The production restmon pod was in 'Unshedulable' state from July 30. Due to this none of the Monitoring Alerts were processed and no AIOPs alarms and SNOW tickets were created. To fix this, node pool configuration was updated on Aug 4 around and it worked fine when tried few test alerts. However, within 1 hour again restmon pod stopped processing the alerts. After checking restmon logs it was confirmed that restmon was stuck only receiving payload and not processing them and to resolve this issue restmon pod was restarted.

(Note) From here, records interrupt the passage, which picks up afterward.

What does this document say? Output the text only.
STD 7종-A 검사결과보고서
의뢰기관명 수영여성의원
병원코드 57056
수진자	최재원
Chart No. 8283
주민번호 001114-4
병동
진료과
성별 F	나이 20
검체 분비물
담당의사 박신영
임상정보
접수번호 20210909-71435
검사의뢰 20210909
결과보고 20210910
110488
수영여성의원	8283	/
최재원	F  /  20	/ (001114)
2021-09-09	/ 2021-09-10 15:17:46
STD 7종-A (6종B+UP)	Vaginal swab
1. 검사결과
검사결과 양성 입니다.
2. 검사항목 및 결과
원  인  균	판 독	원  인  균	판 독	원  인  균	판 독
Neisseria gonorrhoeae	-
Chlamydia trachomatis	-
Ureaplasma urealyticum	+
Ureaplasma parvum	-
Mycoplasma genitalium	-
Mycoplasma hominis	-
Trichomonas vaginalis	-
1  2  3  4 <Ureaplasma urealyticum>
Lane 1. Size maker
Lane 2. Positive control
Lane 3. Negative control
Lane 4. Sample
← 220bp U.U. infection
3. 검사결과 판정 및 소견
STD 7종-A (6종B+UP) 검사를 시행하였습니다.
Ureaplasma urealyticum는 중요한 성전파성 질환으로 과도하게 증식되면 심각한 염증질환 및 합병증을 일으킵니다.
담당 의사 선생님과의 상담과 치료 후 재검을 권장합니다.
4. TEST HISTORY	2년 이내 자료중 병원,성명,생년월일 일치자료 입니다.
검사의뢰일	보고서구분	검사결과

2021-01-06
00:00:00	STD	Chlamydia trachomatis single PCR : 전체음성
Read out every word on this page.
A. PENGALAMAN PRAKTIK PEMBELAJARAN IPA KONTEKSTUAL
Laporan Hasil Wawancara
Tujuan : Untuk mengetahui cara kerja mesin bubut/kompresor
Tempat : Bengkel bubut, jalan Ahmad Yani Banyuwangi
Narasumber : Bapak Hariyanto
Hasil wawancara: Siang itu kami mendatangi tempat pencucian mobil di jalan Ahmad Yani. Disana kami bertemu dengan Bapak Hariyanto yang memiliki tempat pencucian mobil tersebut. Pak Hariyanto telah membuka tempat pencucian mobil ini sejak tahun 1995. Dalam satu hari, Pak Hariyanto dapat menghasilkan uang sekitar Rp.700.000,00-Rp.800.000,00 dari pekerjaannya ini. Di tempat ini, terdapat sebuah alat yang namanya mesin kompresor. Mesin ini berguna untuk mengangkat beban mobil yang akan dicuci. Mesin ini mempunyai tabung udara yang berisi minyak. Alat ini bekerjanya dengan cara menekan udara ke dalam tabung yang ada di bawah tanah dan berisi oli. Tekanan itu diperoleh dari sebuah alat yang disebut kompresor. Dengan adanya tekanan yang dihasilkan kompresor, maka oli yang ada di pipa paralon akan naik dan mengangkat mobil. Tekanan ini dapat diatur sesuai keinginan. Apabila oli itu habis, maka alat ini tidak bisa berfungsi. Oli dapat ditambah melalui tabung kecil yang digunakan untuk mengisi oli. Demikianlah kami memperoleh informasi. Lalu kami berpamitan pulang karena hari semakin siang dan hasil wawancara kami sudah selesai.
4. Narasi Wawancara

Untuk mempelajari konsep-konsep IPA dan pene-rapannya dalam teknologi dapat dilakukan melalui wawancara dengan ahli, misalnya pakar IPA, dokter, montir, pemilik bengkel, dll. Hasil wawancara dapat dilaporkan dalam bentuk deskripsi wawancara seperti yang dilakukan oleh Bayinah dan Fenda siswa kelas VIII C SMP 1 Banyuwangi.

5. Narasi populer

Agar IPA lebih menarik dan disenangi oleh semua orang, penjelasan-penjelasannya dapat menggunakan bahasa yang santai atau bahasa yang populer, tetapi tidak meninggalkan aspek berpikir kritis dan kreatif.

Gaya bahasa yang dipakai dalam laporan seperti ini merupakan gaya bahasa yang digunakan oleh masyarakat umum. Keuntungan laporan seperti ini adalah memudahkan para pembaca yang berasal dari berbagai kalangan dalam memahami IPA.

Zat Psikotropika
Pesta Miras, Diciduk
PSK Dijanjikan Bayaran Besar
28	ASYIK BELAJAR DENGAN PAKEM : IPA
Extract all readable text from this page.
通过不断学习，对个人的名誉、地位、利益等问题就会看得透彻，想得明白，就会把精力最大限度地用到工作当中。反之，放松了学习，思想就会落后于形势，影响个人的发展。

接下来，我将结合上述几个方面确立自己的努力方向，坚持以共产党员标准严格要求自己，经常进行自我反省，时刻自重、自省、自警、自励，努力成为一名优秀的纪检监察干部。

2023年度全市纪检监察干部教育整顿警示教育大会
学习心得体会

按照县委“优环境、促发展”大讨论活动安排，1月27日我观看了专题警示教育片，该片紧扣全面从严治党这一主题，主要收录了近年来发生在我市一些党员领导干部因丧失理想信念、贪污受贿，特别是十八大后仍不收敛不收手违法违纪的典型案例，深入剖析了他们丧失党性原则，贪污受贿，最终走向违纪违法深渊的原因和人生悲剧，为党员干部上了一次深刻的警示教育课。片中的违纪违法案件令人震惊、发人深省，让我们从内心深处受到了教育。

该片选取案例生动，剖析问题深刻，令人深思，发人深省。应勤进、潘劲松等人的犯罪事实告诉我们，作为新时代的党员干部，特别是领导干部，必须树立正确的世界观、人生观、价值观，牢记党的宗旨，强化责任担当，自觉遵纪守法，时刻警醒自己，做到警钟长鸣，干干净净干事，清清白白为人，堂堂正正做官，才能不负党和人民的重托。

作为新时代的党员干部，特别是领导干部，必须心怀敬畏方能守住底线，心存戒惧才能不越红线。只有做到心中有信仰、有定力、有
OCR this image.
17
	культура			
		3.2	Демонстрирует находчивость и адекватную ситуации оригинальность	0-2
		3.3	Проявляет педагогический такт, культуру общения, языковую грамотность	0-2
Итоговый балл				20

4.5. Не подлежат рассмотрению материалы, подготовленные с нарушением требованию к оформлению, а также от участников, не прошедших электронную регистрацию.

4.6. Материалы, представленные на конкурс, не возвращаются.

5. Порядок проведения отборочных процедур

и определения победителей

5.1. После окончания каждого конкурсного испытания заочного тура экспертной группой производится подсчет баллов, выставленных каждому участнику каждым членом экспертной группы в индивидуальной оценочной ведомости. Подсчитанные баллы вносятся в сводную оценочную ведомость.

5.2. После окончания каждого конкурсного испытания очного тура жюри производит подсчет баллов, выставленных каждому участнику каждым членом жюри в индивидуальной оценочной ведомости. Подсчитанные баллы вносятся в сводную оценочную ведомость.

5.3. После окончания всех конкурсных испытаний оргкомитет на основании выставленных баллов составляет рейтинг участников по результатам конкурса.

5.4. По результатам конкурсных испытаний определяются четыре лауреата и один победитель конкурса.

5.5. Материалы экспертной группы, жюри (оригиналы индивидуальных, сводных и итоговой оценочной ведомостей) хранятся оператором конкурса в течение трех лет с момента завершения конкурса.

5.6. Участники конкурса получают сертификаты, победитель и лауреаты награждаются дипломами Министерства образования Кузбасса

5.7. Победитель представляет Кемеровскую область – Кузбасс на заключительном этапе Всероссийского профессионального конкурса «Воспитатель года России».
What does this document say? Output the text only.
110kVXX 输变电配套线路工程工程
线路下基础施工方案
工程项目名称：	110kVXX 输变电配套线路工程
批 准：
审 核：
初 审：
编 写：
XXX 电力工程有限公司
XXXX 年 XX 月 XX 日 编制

What could have caused these issues and if there is a way it can be avoided by setting up some monitoring.
Release : 20.2
Component : CA DOI AO PLATFORM COMPONENTS
It seems like there may have been flood of alarms which overloaded Restmon, something crashed and it got stuck. The recommendation is to upgrade to 2.1 with the liveness probe. The liveness probe is there to detect this exact scenario and auto-restart the pod. Also it includes monitoring to see the number of alerts received vs published. That will give you insight into what is going on with Restmon. Also, make sure the load on a single Restmon instance is within the performance parameters. It can handle small spikes of 500-1000 alarms a minute for short durations. Sustained loads at this level will cause the queue to grow faster than Restmon can process and will lead to issues like this. The initial issue where the pod was un-schedulable was probably due to resource constraints on the cluster.